Non-surgical procedures and other professionals

You can check if other professionals offering cosmetic procedures are on a voluntary register accredited by the Professional Standards Authority (PSA).

These registers show that practitioners meet set standards of training, insurance and skill:

Independent professional associations set standards of competence, training and insurance for their members.
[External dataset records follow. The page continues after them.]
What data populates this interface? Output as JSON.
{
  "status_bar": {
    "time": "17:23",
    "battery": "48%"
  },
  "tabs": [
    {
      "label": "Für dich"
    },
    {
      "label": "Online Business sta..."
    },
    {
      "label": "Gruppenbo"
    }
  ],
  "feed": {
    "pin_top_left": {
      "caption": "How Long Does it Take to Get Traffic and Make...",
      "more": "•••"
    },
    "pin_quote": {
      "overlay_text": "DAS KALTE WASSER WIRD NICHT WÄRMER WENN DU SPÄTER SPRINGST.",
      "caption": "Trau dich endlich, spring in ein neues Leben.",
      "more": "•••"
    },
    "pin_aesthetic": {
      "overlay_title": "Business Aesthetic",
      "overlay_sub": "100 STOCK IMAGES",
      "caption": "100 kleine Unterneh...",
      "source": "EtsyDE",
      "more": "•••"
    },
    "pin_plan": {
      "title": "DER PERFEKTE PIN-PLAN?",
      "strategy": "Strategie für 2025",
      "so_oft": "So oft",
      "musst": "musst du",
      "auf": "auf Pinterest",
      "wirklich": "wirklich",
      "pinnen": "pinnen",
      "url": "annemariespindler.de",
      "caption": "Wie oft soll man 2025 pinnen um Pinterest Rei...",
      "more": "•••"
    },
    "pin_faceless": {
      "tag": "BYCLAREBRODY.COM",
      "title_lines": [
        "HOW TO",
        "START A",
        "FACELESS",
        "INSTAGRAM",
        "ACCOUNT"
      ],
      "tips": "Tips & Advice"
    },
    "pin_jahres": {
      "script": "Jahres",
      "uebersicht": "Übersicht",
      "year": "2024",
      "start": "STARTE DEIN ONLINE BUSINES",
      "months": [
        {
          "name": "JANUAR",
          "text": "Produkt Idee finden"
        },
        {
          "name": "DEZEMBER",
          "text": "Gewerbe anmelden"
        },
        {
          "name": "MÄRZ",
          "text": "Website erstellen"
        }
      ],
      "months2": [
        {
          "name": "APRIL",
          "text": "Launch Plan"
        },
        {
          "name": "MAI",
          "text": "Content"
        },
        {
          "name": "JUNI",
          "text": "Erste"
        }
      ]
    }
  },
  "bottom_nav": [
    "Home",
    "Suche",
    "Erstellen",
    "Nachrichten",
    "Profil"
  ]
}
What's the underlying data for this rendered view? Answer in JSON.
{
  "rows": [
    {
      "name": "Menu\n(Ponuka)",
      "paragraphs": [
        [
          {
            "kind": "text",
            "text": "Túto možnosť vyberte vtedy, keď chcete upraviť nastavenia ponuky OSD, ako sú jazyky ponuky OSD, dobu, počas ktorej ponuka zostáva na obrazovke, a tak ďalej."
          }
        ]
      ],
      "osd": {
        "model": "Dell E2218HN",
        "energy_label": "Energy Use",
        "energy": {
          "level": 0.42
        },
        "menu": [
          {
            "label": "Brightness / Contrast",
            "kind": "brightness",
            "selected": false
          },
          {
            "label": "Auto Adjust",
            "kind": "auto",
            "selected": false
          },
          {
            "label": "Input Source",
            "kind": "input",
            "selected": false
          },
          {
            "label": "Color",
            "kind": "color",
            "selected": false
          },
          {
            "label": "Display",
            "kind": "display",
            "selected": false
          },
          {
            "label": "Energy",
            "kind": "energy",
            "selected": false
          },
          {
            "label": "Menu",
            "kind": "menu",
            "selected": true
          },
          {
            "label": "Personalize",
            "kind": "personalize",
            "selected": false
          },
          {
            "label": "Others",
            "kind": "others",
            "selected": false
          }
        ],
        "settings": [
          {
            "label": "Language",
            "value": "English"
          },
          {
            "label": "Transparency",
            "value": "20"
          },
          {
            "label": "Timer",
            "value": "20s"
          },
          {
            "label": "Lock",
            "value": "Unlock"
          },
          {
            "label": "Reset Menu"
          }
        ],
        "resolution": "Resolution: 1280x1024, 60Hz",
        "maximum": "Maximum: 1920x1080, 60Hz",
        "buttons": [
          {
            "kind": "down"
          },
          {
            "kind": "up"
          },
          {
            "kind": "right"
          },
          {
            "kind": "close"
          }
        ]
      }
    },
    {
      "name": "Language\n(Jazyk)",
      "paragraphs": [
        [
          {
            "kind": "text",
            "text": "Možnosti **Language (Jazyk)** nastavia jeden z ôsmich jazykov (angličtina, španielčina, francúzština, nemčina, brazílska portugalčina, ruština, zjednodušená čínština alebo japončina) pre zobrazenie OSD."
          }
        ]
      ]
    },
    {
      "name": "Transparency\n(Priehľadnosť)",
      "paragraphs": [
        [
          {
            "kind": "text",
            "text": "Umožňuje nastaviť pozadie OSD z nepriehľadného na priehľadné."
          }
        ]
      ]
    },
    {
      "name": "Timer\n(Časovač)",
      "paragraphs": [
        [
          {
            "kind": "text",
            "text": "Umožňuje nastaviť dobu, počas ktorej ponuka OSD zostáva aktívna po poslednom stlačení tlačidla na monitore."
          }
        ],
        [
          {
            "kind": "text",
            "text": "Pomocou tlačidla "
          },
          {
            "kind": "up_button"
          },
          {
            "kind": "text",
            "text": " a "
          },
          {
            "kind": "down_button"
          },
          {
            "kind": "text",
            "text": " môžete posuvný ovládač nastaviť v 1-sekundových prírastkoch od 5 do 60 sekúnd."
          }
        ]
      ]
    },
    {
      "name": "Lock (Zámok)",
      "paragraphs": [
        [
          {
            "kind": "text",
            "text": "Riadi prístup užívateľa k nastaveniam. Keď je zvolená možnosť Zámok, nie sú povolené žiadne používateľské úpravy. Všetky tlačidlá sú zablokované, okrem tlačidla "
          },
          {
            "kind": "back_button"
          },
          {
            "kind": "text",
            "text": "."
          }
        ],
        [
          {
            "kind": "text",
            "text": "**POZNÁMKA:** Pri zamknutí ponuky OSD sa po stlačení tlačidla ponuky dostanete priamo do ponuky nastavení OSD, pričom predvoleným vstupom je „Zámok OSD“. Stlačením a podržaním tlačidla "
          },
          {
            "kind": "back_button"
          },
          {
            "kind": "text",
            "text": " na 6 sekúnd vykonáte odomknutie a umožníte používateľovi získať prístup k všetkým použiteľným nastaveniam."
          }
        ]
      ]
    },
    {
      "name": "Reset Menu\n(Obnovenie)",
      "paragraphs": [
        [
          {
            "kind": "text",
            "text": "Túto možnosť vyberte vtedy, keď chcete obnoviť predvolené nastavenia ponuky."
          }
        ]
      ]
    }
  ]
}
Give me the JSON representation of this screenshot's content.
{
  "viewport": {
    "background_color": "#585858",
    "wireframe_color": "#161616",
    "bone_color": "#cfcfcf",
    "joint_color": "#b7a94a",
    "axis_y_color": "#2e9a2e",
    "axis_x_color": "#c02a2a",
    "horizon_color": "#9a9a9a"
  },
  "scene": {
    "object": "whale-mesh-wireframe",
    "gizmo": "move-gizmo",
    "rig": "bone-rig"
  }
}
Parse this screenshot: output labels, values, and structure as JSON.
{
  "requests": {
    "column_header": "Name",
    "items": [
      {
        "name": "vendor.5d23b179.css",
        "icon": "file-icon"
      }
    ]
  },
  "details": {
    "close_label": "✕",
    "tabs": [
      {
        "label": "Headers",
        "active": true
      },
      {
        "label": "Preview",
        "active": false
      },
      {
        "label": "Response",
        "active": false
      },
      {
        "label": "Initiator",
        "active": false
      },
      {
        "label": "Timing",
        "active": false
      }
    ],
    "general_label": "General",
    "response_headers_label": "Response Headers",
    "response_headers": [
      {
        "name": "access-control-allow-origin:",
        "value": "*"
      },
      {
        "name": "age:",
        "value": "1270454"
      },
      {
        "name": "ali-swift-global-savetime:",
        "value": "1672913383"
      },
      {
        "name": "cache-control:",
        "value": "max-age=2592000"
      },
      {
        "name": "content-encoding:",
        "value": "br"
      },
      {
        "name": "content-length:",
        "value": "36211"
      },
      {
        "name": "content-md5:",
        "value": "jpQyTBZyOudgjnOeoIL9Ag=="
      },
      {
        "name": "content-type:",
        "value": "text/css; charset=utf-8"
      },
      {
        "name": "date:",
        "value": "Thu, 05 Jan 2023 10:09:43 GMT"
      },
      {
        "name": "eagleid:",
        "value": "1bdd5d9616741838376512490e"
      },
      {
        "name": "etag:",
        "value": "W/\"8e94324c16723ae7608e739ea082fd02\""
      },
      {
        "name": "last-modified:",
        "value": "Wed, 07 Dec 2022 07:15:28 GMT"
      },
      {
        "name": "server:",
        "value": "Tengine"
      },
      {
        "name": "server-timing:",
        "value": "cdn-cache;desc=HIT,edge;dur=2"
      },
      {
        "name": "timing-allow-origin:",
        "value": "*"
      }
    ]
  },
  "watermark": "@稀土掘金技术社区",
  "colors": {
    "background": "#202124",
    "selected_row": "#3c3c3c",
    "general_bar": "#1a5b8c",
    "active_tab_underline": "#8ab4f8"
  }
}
They include:

You can search for a practitioner on their website.

Advice on Botox

Botulinum toxin injections, such as Botox® or Dysport®, are prescription-only medicines.

They can only be prescribed after a consultation between you and a healthcare professional, such as a doctor or nurse.

The person giving the injections does not have to be the same person who gave you the prescription.

But the prescriber must ensure that the person giving you the injections is trained and safe to do so.

Make sure you know:

  • who the prescriber is
  • who'll be giving the actual treatment
  • what training and experience they have
  • what the insurance arrangements are

Read more about Botox

Advice on dermal fillers

Dermal fillers are used for a range of purposes, including lip fillers, and do not always need a prescription.

As there are a lot of different versions available, make sure you ask the practitioner:

  • the name of the product that will be used
  • where the product came from
  • what qualifications, training and experience they have

Avoid practitioners who've only completed a short training course in your chosen procedure. This is because complications of dermal fillers can be serious, including infection, nerve damage and blindness.